问题
I have created a Swing Application- GUI containing fields like TextFields, Labels, CheckBoxes and ComboBoxes. When the user enters some information, I want the details of the textfields, comboboxes and checkboxes to be saved into a file, and the next time when a user opens this Window, I want the details that have been saved in the file, i.e. those that have been entered by the user the previous time to be loaded into the GUI. Can anyone please help me in doing this?
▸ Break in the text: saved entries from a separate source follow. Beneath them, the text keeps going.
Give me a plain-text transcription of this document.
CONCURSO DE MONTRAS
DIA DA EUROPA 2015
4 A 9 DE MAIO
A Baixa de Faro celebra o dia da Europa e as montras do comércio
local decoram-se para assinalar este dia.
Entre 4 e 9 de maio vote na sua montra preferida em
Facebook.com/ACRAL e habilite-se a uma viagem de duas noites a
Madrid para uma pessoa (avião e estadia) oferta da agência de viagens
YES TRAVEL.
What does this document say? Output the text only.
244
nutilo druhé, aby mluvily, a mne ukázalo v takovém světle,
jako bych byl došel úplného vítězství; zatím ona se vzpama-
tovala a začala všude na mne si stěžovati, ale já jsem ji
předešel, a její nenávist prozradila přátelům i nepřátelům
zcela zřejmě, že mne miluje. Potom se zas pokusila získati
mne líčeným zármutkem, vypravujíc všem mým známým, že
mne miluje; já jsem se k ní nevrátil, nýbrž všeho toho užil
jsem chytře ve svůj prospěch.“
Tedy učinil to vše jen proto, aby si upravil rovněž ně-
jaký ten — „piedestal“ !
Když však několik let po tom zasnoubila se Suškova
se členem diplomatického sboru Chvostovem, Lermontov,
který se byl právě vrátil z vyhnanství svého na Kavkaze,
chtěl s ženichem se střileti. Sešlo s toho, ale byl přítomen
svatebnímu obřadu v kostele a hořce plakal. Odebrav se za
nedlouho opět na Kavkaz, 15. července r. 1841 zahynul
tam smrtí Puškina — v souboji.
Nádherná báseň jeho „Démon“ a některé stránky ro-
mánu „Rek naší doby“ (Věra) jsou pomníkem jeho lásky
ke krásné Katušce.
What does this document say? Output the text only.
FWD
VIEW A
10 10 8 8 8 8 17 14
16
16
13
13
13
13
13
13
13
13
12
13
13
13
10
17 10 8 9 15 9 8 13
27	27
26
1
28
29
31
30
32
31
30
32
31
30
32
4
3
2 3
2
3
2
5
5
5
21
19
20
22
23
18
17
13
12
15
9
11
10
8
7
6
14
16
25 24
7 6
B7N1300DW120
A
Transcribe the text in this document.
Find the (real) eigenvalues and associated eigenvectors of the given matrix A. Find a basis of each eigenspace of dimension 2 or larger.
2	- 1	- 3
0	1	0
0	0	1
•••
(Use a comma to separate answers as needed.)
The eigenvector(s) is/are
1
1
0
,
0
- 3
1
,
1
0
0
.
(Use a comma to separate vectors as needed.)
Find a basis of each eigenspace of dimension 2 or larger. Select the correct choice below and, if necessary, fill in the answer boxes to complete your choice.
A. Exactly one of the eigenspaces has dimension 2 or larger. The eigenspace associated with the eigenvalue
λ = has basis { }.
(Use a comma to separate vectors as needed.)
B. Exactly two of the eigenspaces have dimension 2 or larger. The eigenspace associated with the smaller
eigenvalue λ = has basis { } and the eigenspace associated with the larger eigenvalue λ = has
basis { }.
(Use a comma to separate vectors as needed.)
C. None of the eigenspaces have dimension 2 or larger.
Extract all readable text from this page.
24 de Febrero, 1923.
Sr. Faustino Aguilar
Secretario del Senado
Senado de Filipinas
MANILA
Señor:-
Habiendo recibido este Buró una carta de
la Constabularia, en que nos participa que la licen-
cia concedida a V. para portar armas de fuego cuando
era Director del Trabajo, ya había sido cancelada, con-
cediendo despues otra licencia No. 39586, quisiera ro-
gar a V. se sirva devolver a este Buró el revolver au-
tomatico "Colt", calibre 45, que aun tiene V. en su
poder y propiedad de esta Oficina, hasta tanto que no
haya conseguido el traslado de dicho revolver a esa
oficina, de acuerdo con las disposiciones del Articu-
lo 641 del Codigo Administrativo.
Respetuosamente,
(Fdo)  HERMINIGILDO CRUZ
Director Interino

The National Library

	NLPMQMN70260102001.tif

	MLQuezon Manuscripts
I hope you understand the question, if not I will explain in a more detailed manner.
Thank you so much in advance.
回答1:
Here is a simple example using the java.util.prefs package:
// Retrieve the user preference node for the package com.mycompany
Preferences prefs = Preferences.userNodeForPackage(com.mycompany.MyClass.class);
// Preference key name
final String PREF_NAME = "name_of_preference";
// Set the value of the preference
String newValue = "a string";
prefs.put(PREF_NAME, newValue);
// Get the value of the preference;
// default value is returned if the preference does not exist
String defaultValue = "default string";
String propertyValue = prefs.get(PREF_NAME, defaultValue); // "a string"
The way preferences are saved is OS-dependent. On Windows, it will use the registry.
Examples of use: http://www.exampledepot.com/egs/java.util.prefs/pkg.html
回答2:
The simplest way is to use java.util.Properties
that is able to store its content in file (properties or xml format).
If you want more you can use XML. You can either generate and parse it yourself (using DOM or SAX) or, better use higher level API (e.g. JaxB).
You can also use configuration package The list can be continued...
回答3:
If the config files don't have to be editable using a text editor just serialize your config to a file and deserialize it when you need to read it.
Otherwise have a look a the Properties
class that allows you to write key-value pairs as either properties files or XML. You might have to do some conversion from string to the value you need though, i.e. myproperty=true
would return the string "true"
for key myproperty
and you'd need to parse it into a boolean.
回答4:
If you want some structure to your configuration files and dont like the flat java properties format or messy XML tagging then consider using JSON which is a very nice and clean format for storing any kind of data structure.
http://json.org/java/
It also supports XML formats so its easy to switch between these if you need it in XML format for some reason. JSON is also used as a simple data protocol for web based apps if you get into that at some stage.